The majority states that we are bound by the Ninth Circuit’s Sohappy decision, because the issue is one of federal law. This statement is incorrect. Although we give *186considerable weight to decisions of federal courts of appeal on issues of federal law, we are no more bound to follow a decision of the Ninth Circuit than is the First Circuit or the Eleventh Circuit. The ultimate authority on federal questions is the United States Supreme Court. When we disagree with the Ninth Circuit’s interpretation of Supreme Court decisions, we must follow what we believe to be the controlling law, rather than perpetuate a misreading of it.

 The court in United States v. Sohappy, supra, 770 F2d at 823, quoted from Puyallup Tribe v. Washington Game Dept., 391 US 392, 398, 88 S Ct 1725, 20 L Ed 2d 689 (1968), that
“* * * the manner of fishing, the size of the take, the restriction of commercial fishing, and the like may be regulated by the State in the interest of conservation, provided the regulation meets appropriate standards and does not discriminate against the Indian.”
It is obvious that the Supreme Court was discussing state regulations which limited the tribes’ right to exercise their reserved rights. It is equally obvious that these limits on state authority have no application to an individual Indian who fishes or hunts in violation of tribal law.
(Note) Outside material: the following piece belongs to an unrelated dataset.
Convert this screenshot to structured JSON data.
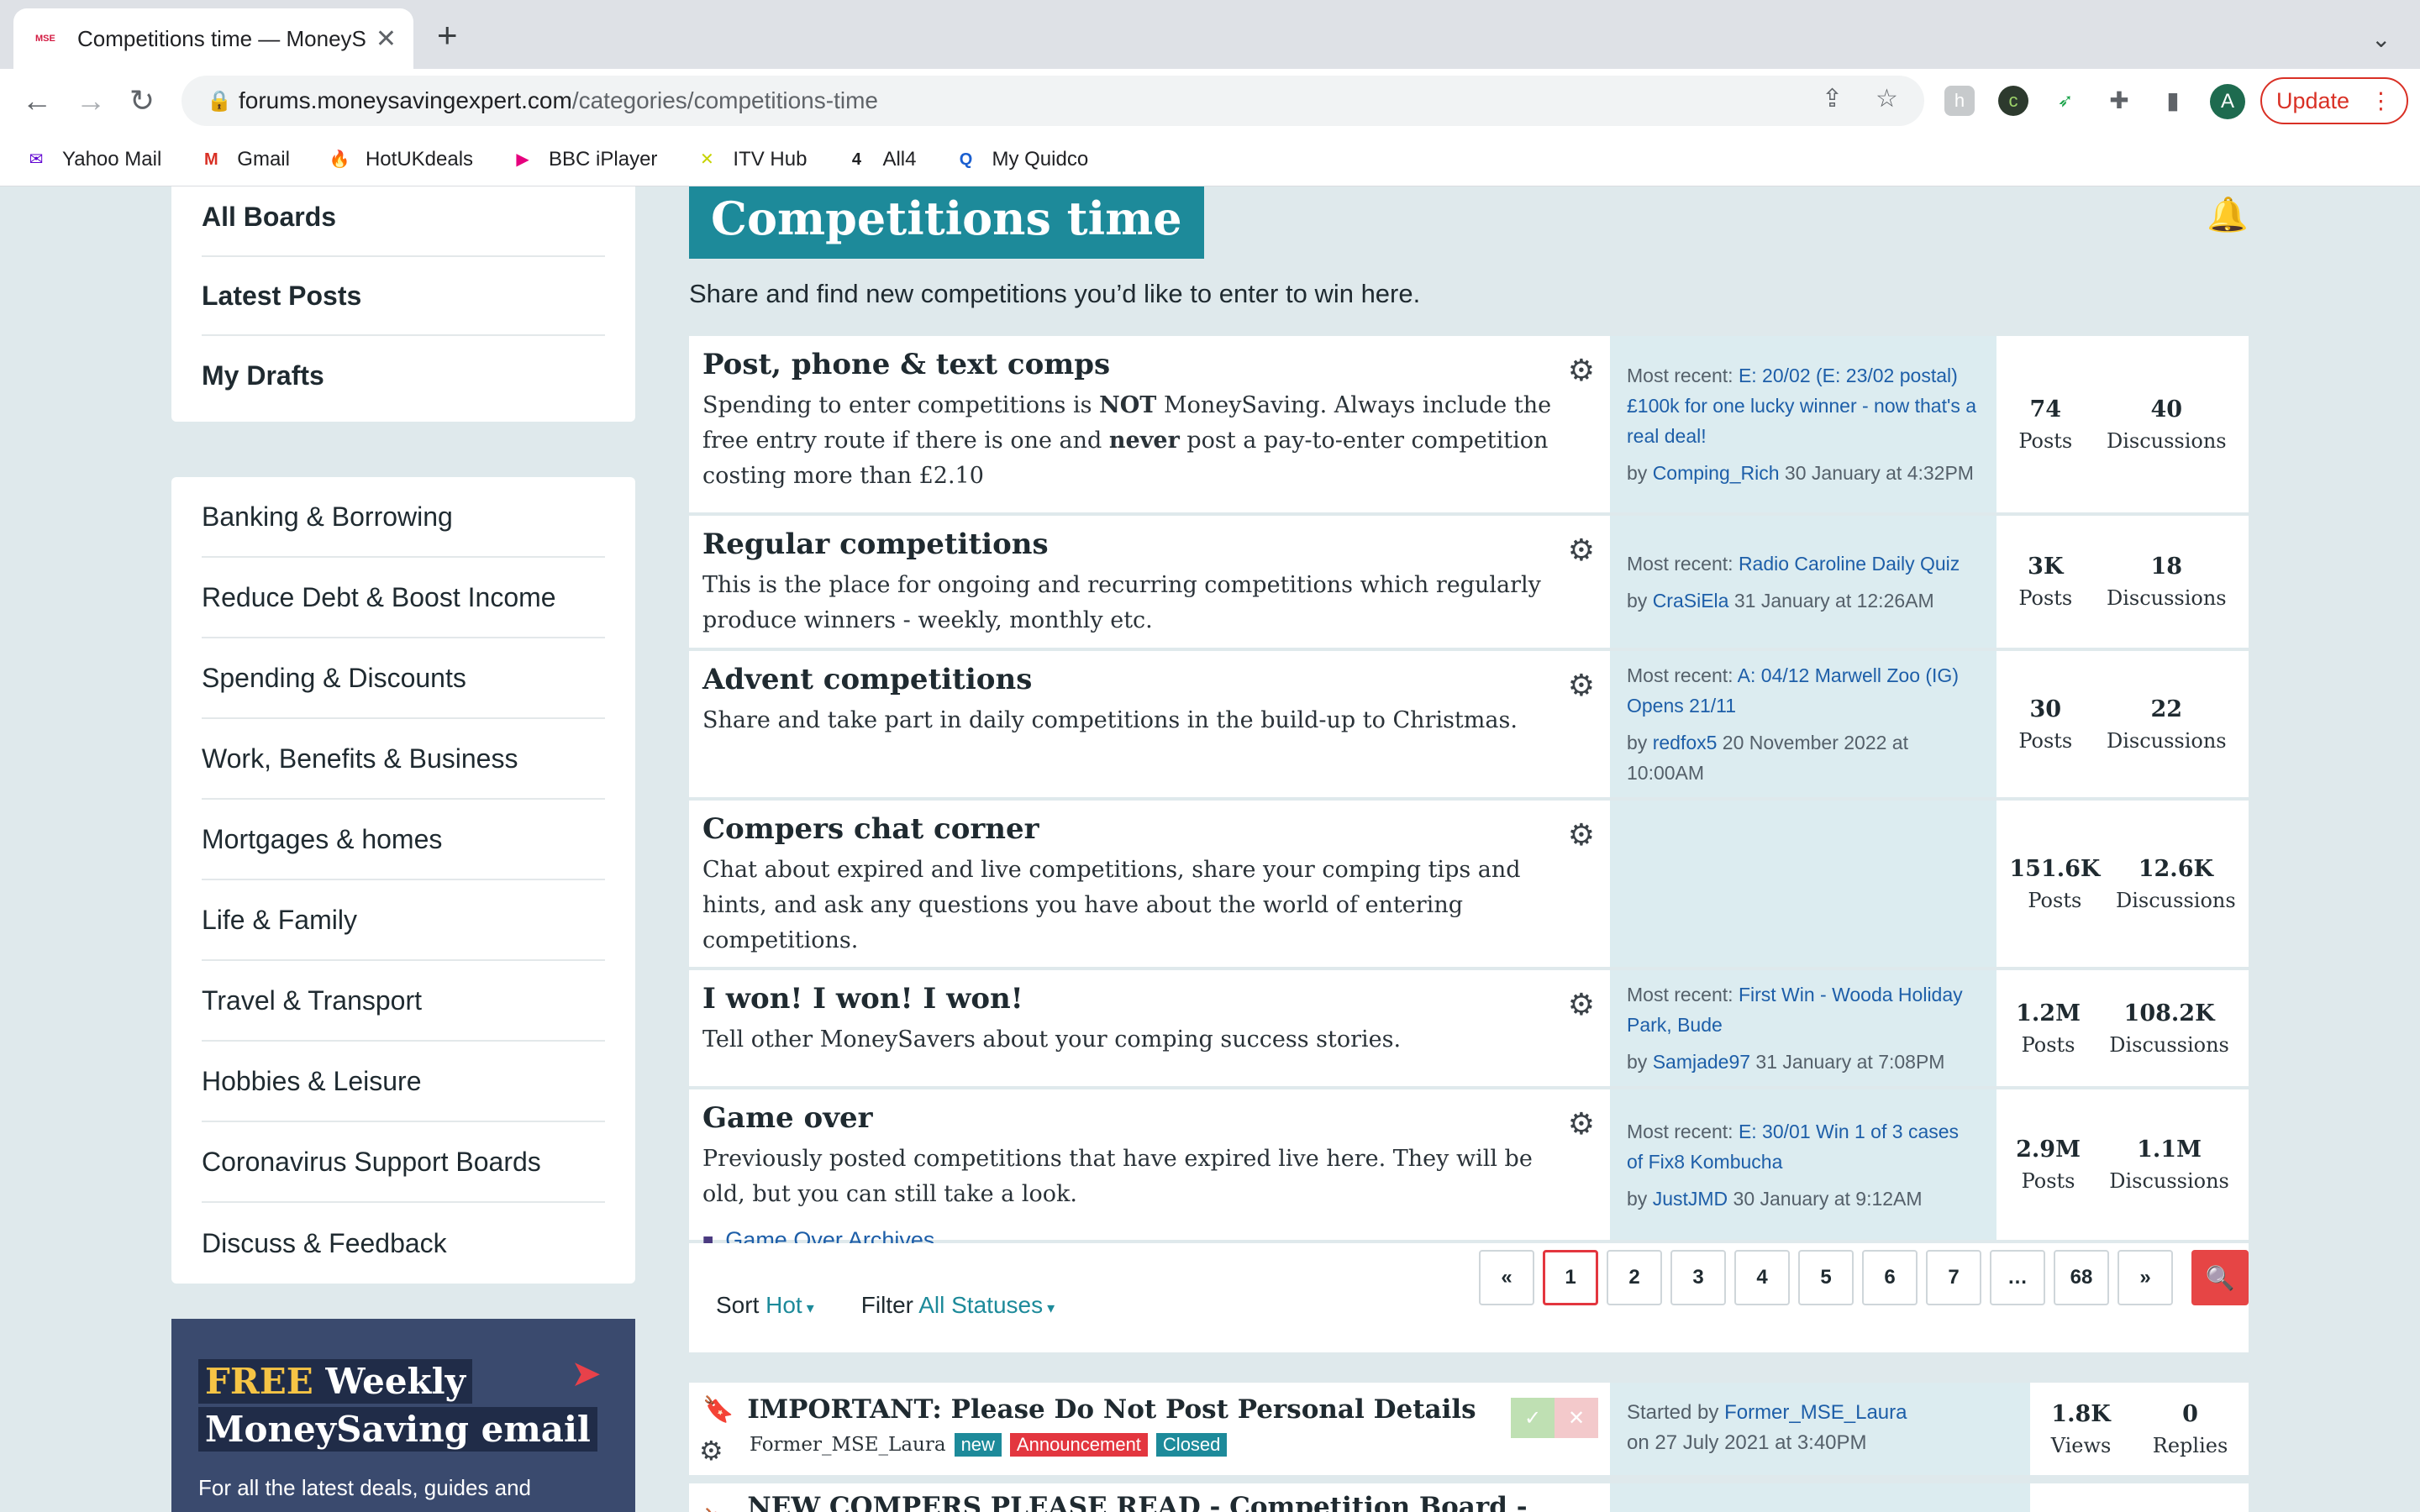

Some courts say that the state regulation is invalid. It is more correct to say that the state may not apply its regulation to Indians exercising tribal rights. The regulation remains effective as to non-Indians and as to Indians who are not exercising a tribal right or who do not have tribal rights.

 In prosecuting an Indian who hunts or fishes in violation of a tribal regulation, the state is not enforcing the tribe’s regulations. Rather, it is enforcing the state’s laws. The only relevance of the tribal regulations is to remove the tribe’s protection from the Indian’s violation of state law.
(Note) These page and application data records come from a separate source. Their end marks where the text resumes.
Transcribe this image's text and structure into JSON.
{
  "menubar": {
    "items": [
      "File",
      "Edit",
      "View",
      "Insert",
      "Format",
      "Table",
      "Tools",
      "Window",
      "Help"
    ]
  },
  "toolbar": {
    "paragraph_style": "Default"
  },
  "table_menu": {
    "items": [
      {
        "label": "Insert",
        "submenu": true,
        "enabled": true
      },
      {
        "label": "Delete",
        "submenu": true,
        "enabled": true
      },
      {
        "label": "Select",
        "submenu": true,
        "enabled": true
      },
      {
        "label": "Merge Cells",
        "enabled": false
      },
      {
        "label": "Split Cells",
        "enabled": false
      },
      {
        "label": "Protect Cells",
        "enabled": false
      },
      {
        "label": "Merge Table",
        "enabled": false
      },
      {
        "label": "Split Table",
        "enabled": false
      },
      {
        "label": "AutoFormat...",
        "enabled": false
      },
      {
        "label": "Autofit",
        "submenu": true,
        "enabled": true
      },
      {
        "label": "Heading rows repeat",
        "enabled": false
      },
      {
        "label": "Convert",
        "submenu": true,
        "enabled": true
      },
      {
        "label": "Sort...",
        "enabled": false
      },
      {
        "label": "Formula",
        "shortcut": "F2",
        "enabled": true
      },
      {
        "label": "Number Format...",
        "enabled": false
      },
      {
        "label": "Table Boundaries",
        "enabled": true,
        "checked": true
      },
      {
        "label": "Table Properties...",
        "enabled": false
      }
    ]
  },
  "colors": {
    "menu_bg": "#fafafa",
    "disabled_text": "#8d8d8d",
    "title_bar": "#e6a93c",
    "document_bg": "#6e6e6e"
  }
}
 The majority, consistently with some federal cases, discusses the issue in terms of whether the state has jurisdiction to try the defendant. This language confuses the issue. It is often difficult to decide whether the defendant acted consistently with a tribal right without first determining what the defendant did. That determination is peculiarly for the jury in a criminal case. Yet, if the determination decides the court’s jurisdiction, how is the jury ever to have the question presented to it, and what verdict is it to render? The same point can be made concerning the existence of a conservation necessity. It is more appropriate to say that a defendant who assertedly acted under a treaty right is entitled to an acquittal unless the prosecution proves either a violation of tribal law or a conservation necessity.